Jakarta (ANTARA News) - Banyak yang berpendapat mudik bukan lagi soal peristiwa sosial kebudayaan dan relijius, namun lebih dari itu, mudik adalah fenomena ekonomi bagi daerah-daerah tujuan mudik.

Musim mudik yang berlangsung setidaknya satu minggu, dinilai mampu menjadi pengungkit aktivitas perekonomian desa-desa yang akhirnya dapat memakmurkan daerah. Namun, tidak selalu demikian.

Guru Besar Ilmu Ekonomi Universitas Gajah Mada Profesor Mudrajad Kuncoro mengingatkan, jika konsumsi saat mudik dikeluarkan untuk membeli barang dan jasa di jaringan usaha asing, manfaat perekonomian mudik tak akan dirasakan desa.

"Misalnya Anda mudik ke Yogya, jangan jajan di restoran franchise luar negeri atau menginap di hotel-hotel milik asing.
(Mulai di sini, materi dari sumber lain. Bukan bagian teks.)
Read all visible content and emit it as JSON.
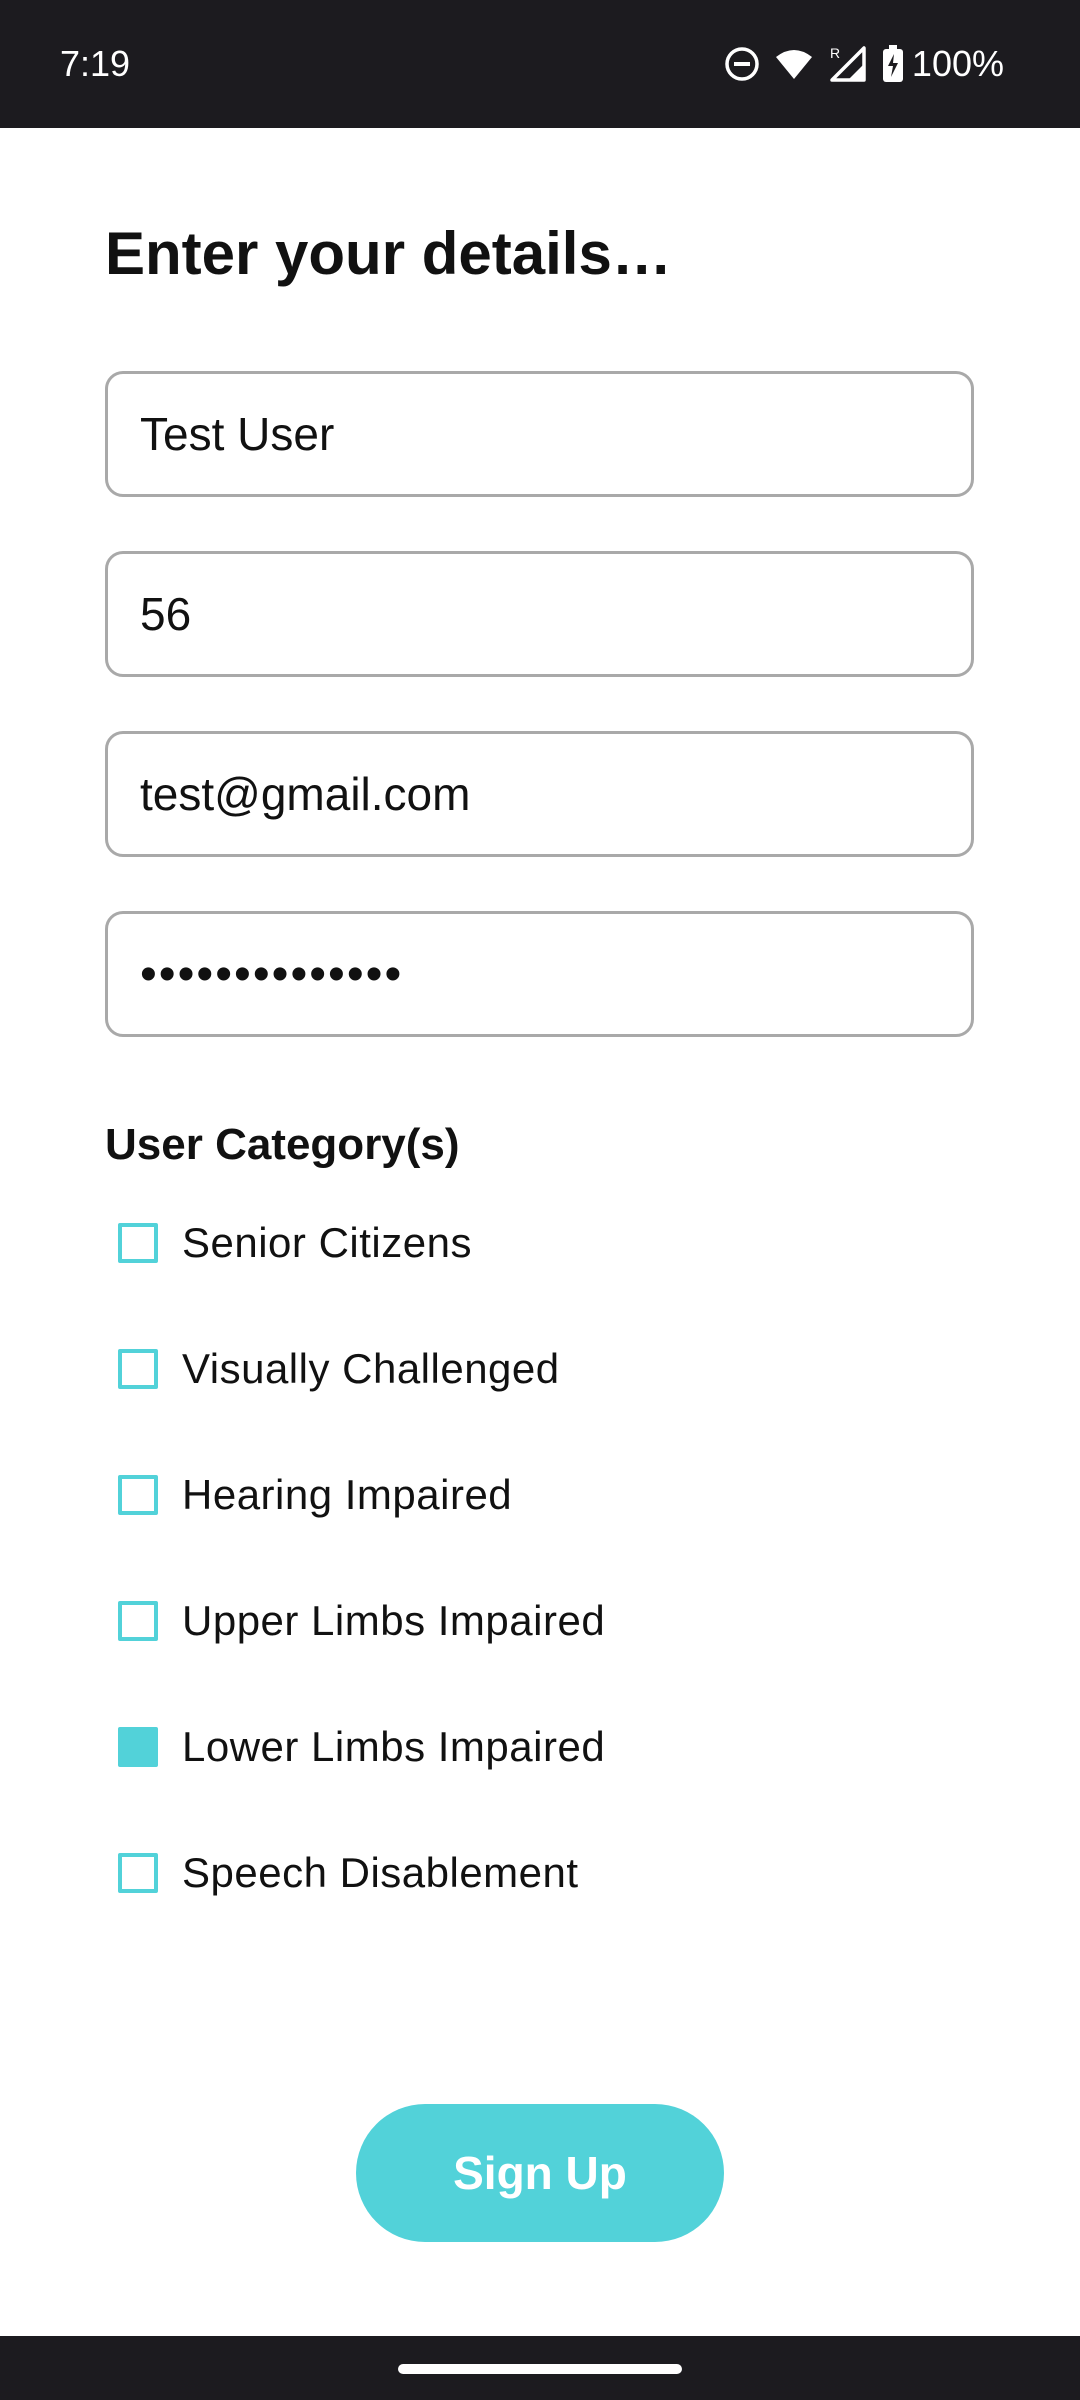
{
  "status_bar": {
    "time": "7:19",
    "battery_percent": "100%",
    "icons": [
      "do-not-disturb-icon",
      "wifi-icon",
      "signal-roaming-icon",
      "battery-charging-icon"
    ]
  },
  "form": {
    "title": "Enter your details…",
    "fields": {
      "name_value": "Test User",
      "age_value": "56",
      "email_value": "test@gmail.com",
      "password_masked": "••••••••••••••"
    },
    "category_label": "User Category(s)",
    "categories": [
      {
        "label": "Senior Citizens",
        "checked": false
      },
      {
        "label": "Visually Challenged",
        "checked": false
      },
      {
        "label": "Hearing Impaired",
        "checked": false
      },
      {
        "label": "Upper Limbs Impaired",
        "checked": false
      },
      {
        "label": "Lower Limbs Impaired",
        "checked": true
      },
      {
        "label": "Speech Disablement",
        "checked": false
      }
    ],
    "submit_label": "Sign Up"
  },
  "colors": {
    "accent": "#52d2d9",
    "system_bar": "#1c1b1f",
    "field_border": "#a9a9a9"
  }
}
Nginep aja di hotel miliknya orang Yogya, supaya dana tidak keluar sehingga nantinya multiplier impact dari mudik itu terasa, bukan cuma ajang musiman," kata Mudrajad kepada Antara News di Jakarta, Rabu.

Bak gayung bersambut, kata Mudrajad, pemerintah daerah seharusnya sudah jauh-jauh hari menyiapkan diri menangkap aliran dana yang dibawa pemudik dengan menyediakan infrastruktur yang baik di daerahnya agar pemudik tertarik.

"Bangun tempat-tempat wisata, tempat makan yang baik sehingga ekonomi pedesaan itu menggeliat. Yang jelas saat mudik itu harus disertai nawaitu untuk membangun daerah," kata Mudrajad.

Fenomena mudik pun, kata Mudrajad, bisa dijadikan momen bersedekah dan berinfak.

"Tahun ini jumlah pemudik katakanlah 20 juta orang, kalikan misalnya masing-masing orang Rp100.000 saja menyetor ke ZIS, sudah terkumpul Rp2 triliun. Dana itu masukkan ke badan pengelola zakat, infaq dan sedekah yang resmi. Lalu disalurkan misalnya untuk mendirikan perusahaan penjaminan kredit daerah atau untuk bangun jembatan atau untuk beasiswa anak-anak sekolah."

"Itu akan sangat efektif untuk membangun desa, karena nyatanya masih 40 persen desa tertinggal di seluruh Indonesia, ada sekitar 133 kabupaten kota yang tertinggal di negeri ini," katanya.

Perputaran uang menjelang Lebaran sangatlah besar. Bank Indonesia memproyeksikan kebutuhan uang (outflow) periode Ramadhan dan Idul Fitri 1436H/2015 adalah Rp119,1 - Rp125,2 triliun, naik tipis dibandingkan dengan 2014; Rp124,8 triliun.

Dana tersebar di Pulau Jawa 32 persen, diikuti Jakarta 29 persen, Sumatera 20 persen, Sulawesi-Papua dan Bali Nusa Tenggara 11 persen, serta Kalimantan 8 persen.  

"Dana sebanyak itu akan sayang sekali jika tidak dimanfaatkan untuk pembangunan daerah, jangan jadikan mudik ini cuma sebagai penyumbang kemacetan, tapi seharusnya bisa menjadi dana produktif."